On Day Three, the halls were alive with the sound of…well, you know. The all-female cast of Black Mountain Women was hitting notes that flowed from African American spiritual to Native American song-chant and shaking rattles. Actor Soni Moreno made use of a packet of peanut M&Ms. And Refuge composer/performer Satya Jnani Chavez and actor/translator Marialuisa Burgo were working out a strumming arrangement on guitars.
“It’s about the work being done in the room,” Leynse emphasized. So the mantra became “follow that guitar riff.” The clangorous notes bleeding into the linoleum-tiled hallway almost certainly belonged to Jill Sobule’s rock-confessional musical F*** 7th Grade. But where were they coming from? Up a broad staircase, a three-piece band fronted by the singer/songwriter/star was facing a panoramic view and jamming in a large conference room. On the nearby mountains, ribbons of snow were thinning in the June sun.
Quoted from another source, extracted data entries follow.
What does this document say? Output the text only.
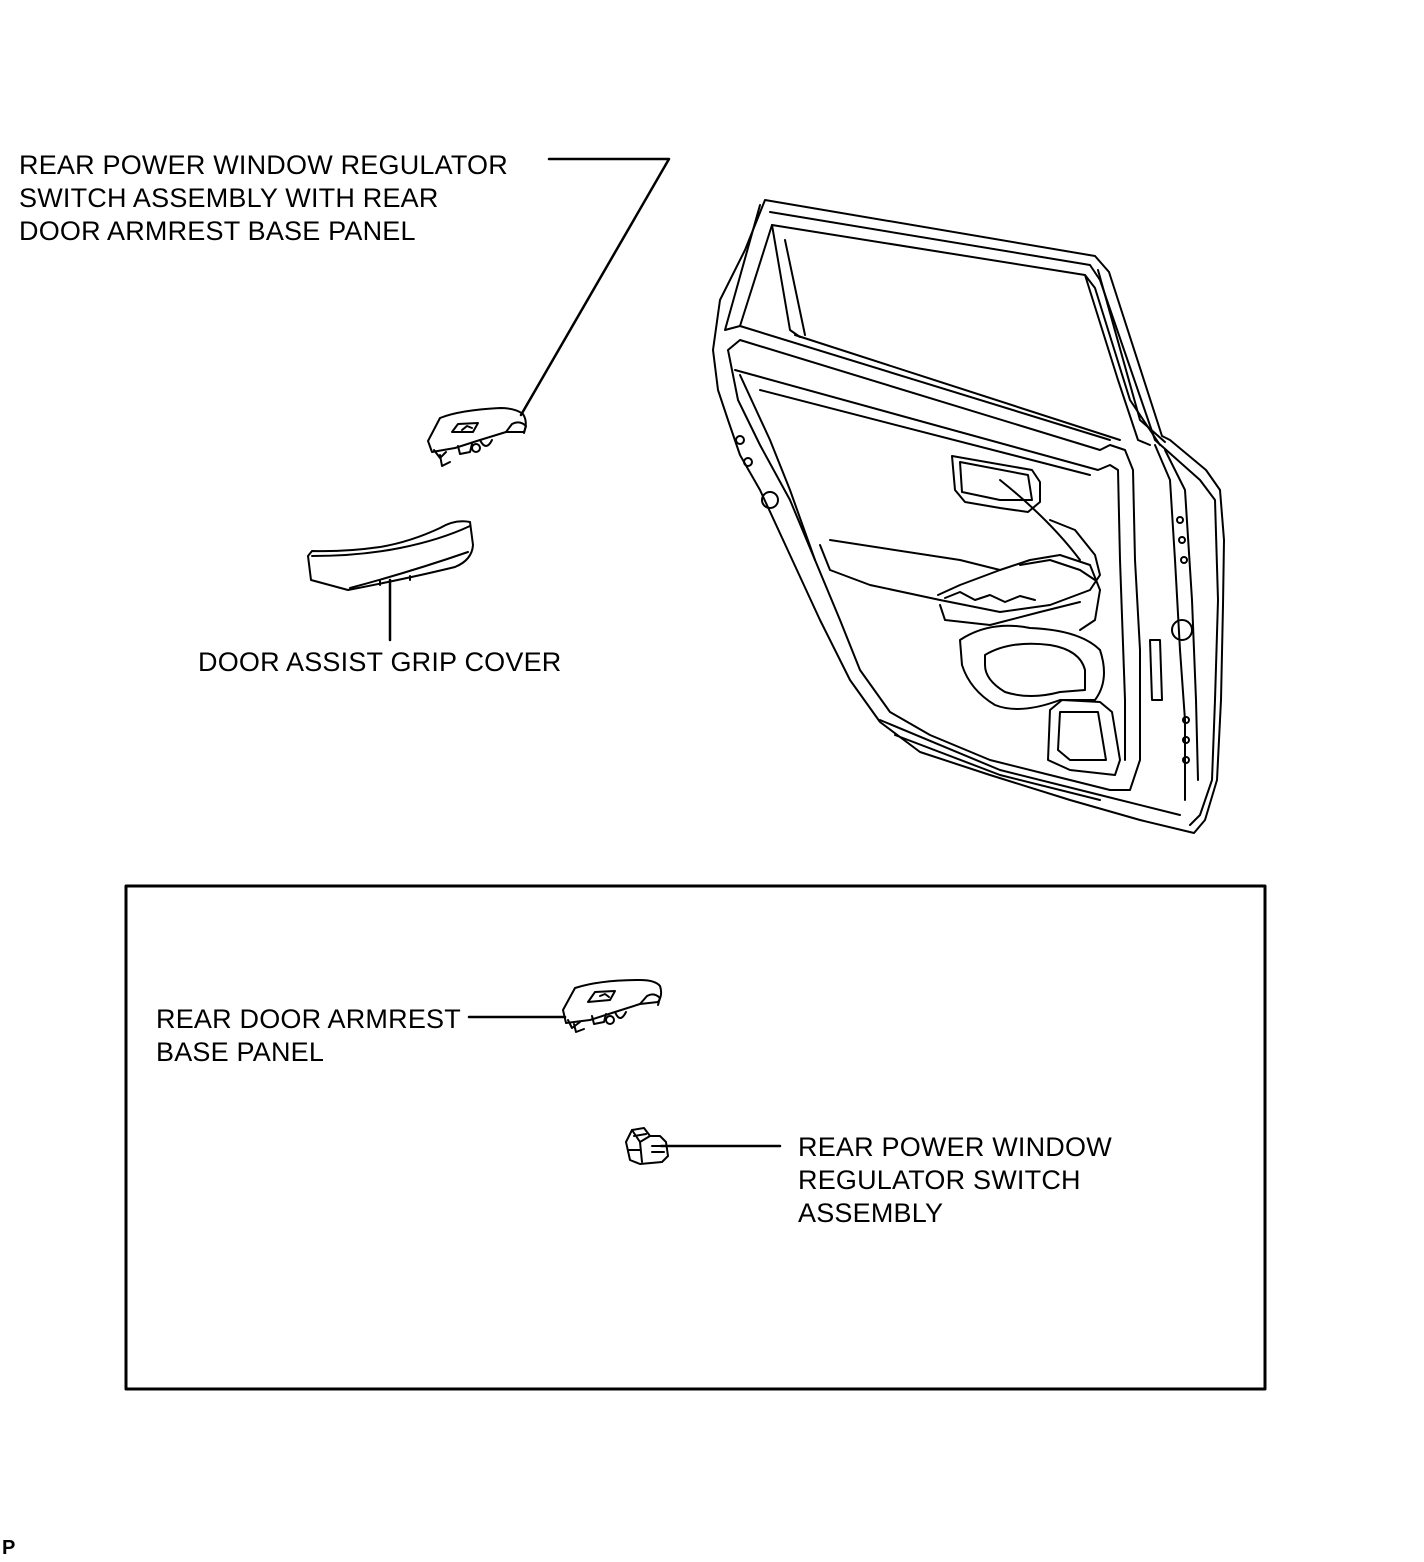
REAR POWER WINDOW REGULATOR
SWITCH ASSEMBLY WITH REAR
DOOR ARMREST BASE PANEL
DOOR ASSIST GRIP COVER
REAR DOOR ARMREST
BASE PANEL
REAR POWER WINDOW
REGULATOR SWITCH
ASSEMBLY
P
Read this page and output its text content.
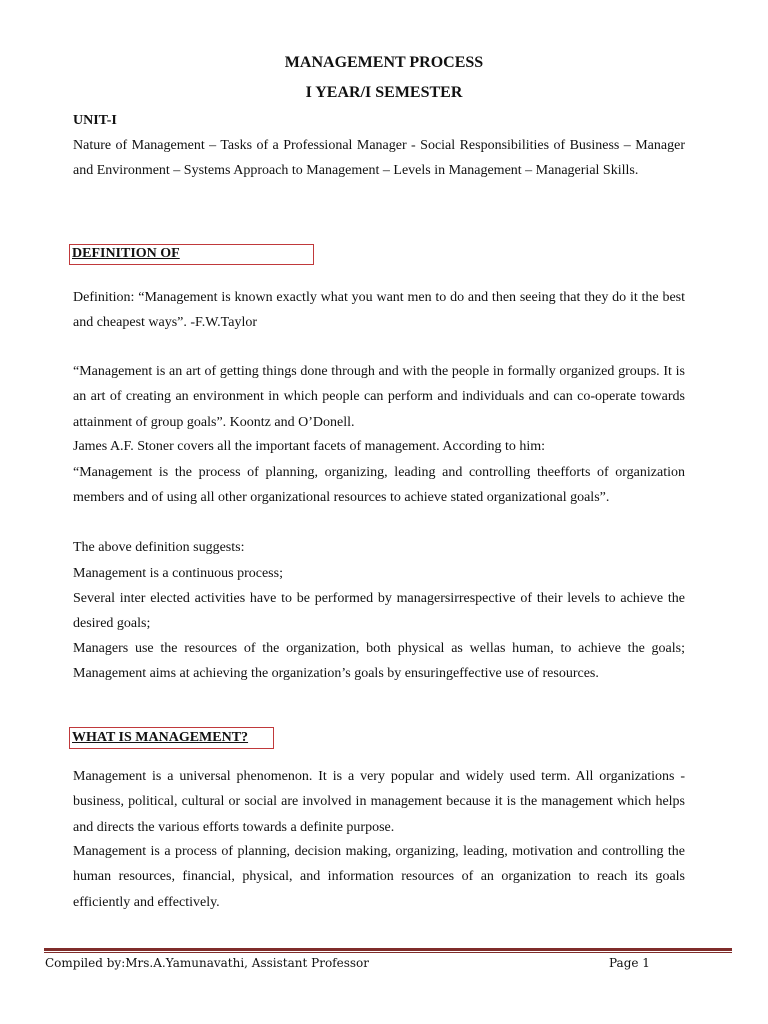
MANAGEMENT PROCESS
I YEAR/I SEMESTER

UNIT-I

Nature of Management – Tasks of a Professional Manager - Social Responsibilities of Business – Manager and Environment – Systems Approach to Management – Levels in Management – Managerial Skills.

DEFINITION OF

Definition: “Management is known exactly what you want men to do and then seeing that they do it the best and cheapest ways”. -F.W.Taylor

“Management is an art of getting things done through and with the people in formally organized groups. It is an art of creating an environment in which people can perform and individuals and can co-operate towards attainment of group goals”. Koontz and O’Donell.

James A.F. Stoner covers all the important facets of management. According to him:

“Management is the process of planning, organizing, leading and controlling theefforts of organization members and of using all other organizational resources to achieve stated organizational goals”.

The above definition suggests:

Management is a continuous process;

Several inter elected activities have to be performed by managersirrespective of their levels to achieve the desired goals;

Managers use the resources of the organization, both physical as wellas human, to achieve the goals; Management aims at achieving the organization’s goals by ensuringeffective use of resources.

WHAT IS MANAGEMENT?

Management is a universal phenomenon. It is a very popular and widely used term. All organizations - business, political, cultural or social are involved in management because it is the management which helps and directs the various efforts towards a definite purpose.

Management is a process of planning, decision making, organizing, leading, motivation and controlling the human resources, financial, physical, and information resources of an organization to reach its goals efficiently and effectively.

Compiled by:Mrs.A.Yamunavathi, Assistant Professor	Page 1
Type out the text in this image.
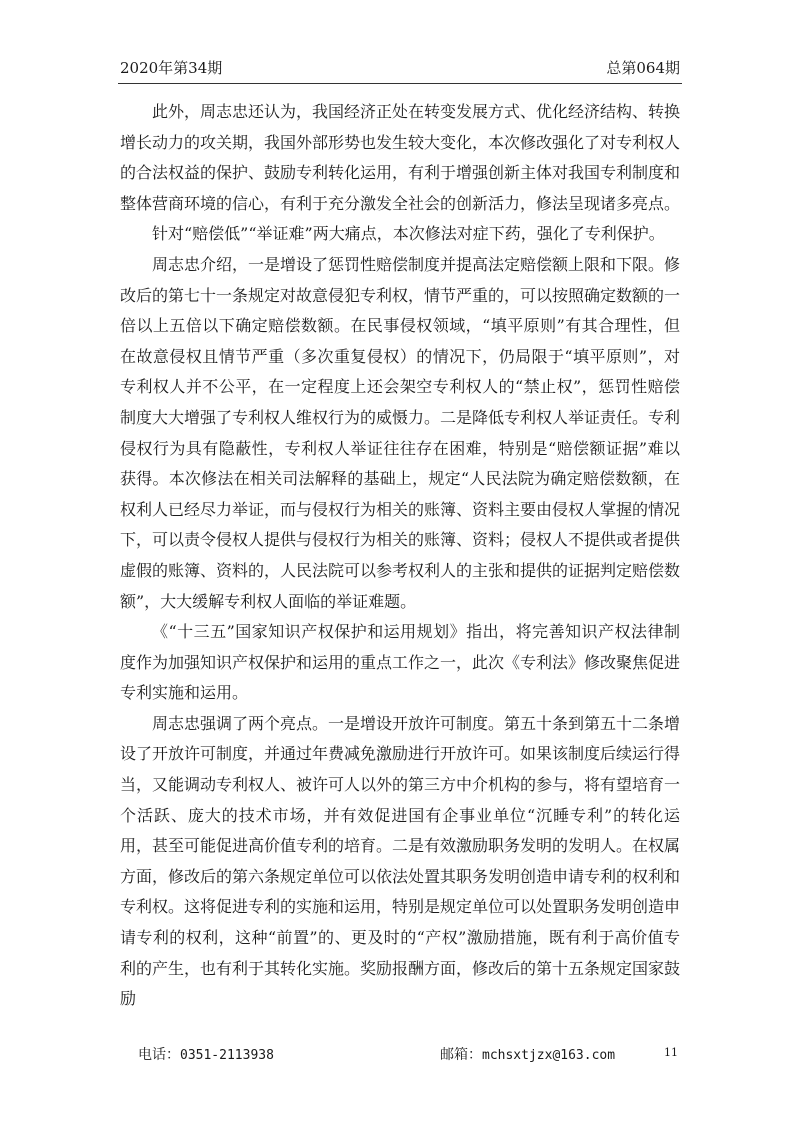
2020年第34期	总第064期

此外，周志忠还认为，我国经济正处在转变发展方式、优化经济结构、转换增长动力的攻关期，我国外部形势也发生较大变化，本次修改强化了对专利权人的合法权益的保护、鼓励专利转化运用，有利于增强创新主体对我国专利制度和整体营商环境的信心，有利于充分激发全社会的创新活力，修法呈现诸多亮点。

针对“赔偿低”“举证难”两大痛点，本次修法对症下药，强化了专利保护。

周志忠介绍，一是增设了惩罚性赔偿制度并提高法定赔偿额上限和下限。修改后的第七十一条规定对故意侵犯专利权，情节严重的，可以按照确定数额的一倍以上五倍以下确定赔偿数额。在民事侵权领域，“填平原则”有其合理性，但在故意侵权且情节严重（多次重复侵权）的情况下，仍局限于“填平原则”，对专利权人并不公平，在一定程度上还会架空专利权人的“禁止权”，惩罚性赔偿制度大大增强了专利权人维权行为的威慑力。二是降低专利权人举证责任。专利侵权行为具有隐蔽性，专利权人举证往往存在困难，特别是“赔偿额证据”难以获得。本次修法在相关司法解释的基础上，规定“人民法院为确定赔偿数额，在权利人已经尽力举证，而与侵权行为相关的账簿、资料主要由侵权人掌握的情况下，可以责令侵权人提供与侵权行为相关的账簿、资料；侵权人不提供或者提供虚假的账簿、资料的，人民法院可以参考权利人的主张和提供的证据判定赔偿数额”，大大缓解专利权人面临的举证难题。

《“十三五”国家知识产权保护和运用规划》指出，将完善知识产权法律制度作为加强知识产权保护和运用的重点工作之一，此次《专利法》修改聚焦促进专利实施和运用。

周志忠强调了两个亮点。一是增设开放许可制度。第五十条到第五十二条增设了开放许可制度，并通过年费减免激励进行开放许可。如果该制度后续运行得当，又能调动专利权人、被许可人以外的第三方中介机构的参与，将有望培育一个活跃、庞大的技术市场，并有效促进国有企事业单位“沉睡专利”的转化运用，甚至可能促进高价值专利的培育。二是有效激励职务发明的发明人。在权属方面，修改后的第六条规定单位可以依法处置其职务发明创造申请专利的权利和专利权。这将促进专利的实施和运用，特别是规定单位可以处置职务发明创造申请专利的权利，这种“前置”的、更及时的“产权”激励措施，既有利于高价值专利的产生，也有利于其转化实施。奖励报酬方面，修改后的第十五条规定国家鼓励

电话：0351-2113938	邮箱：mchsxtjzx@163.com	11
The writer of the 1990s pop hits “I Kissed a Girl” and “Supermodel” was rocking her guitar, belting lyrics (“Gonna get me some … gonna get me some…gonna … ”) and intermittently monologuing. Director Lisa Peterson occasionally interrupted the singer, her bassist and drummer with suggestions. It was rock, chat, repeat. Rock, chat, repeat.
Pittsburgh’s City Theatre Company has slotted the musical memoir, about Sobule’s tender time as an understandably clueless queer girl as well as the tribulations of coming out in the music biz, for May 2020. The musical’s setup is that of an intimate rock show, casting the actual audience as a fictional one, or vice versa. Breaking character during the next night’s staged reading, Sobule confided to the festival audience. “There’s so much to think about with this acting shit.”
At the playwright’s salon, held at a warm, art-laden ranch outside of town early in the workshop, the evening’s discussion among the playwrights provided a far-ranging introduction to the varied works and their equally varied writing processes. Redbone talked about the question that had nagged her mixed-race family for decades: Why had a Native American ancestor, rounded up and sent from Appalachian Kentucky to Oklahoma in the mass relocation known as the Trail of Tears, returned to coal country? “Why did he come back?” asked the composer with the long braids and commanding voice, as gentle as it is direct. Rosendorf described the U.S. border strategy of “death by deterrence” (using unforgiving terrain to thwart migrants) that had compelled him to set Refuge on a ranch 70 miles north of the Texas-Mexico border.
Jacobs-Jenkins was sitting next to moderator Chip Walton, in front of big windows offerings views of mountains and acres of greening hay. Asked about the different forms his plays have taken, he told Walton (whose Curious Theatre Company has singlehandedly introduced Denver audiences to the MacArthur Fellow’s work, mounting regional premieres of Appropriate and Gloria), “I allow the play to tell me the form it wants to take.”
His new play, though, was being a bit tight-lipped about what it wants to be. The process, he said, was proving “slower than I thought it would be.” He had 30 or so pages when he sat down for Tuesday’s salon; the reading on Friday lasted around 45 minutes.
The reading for Black Mountain Women wasn’t much longer, as writer Naomi lizuka was just beginning to dig in. But patience with the process is exactly what the festival both preaches and practices. “Lucas Hnath only had 28 pages when he left the festival last year,” noted Leynse, underscoring the fest’s commitment to the development process at whatever stage. “If we don’t get to a full-length play by the end of the week, it’s not seen as a loss.”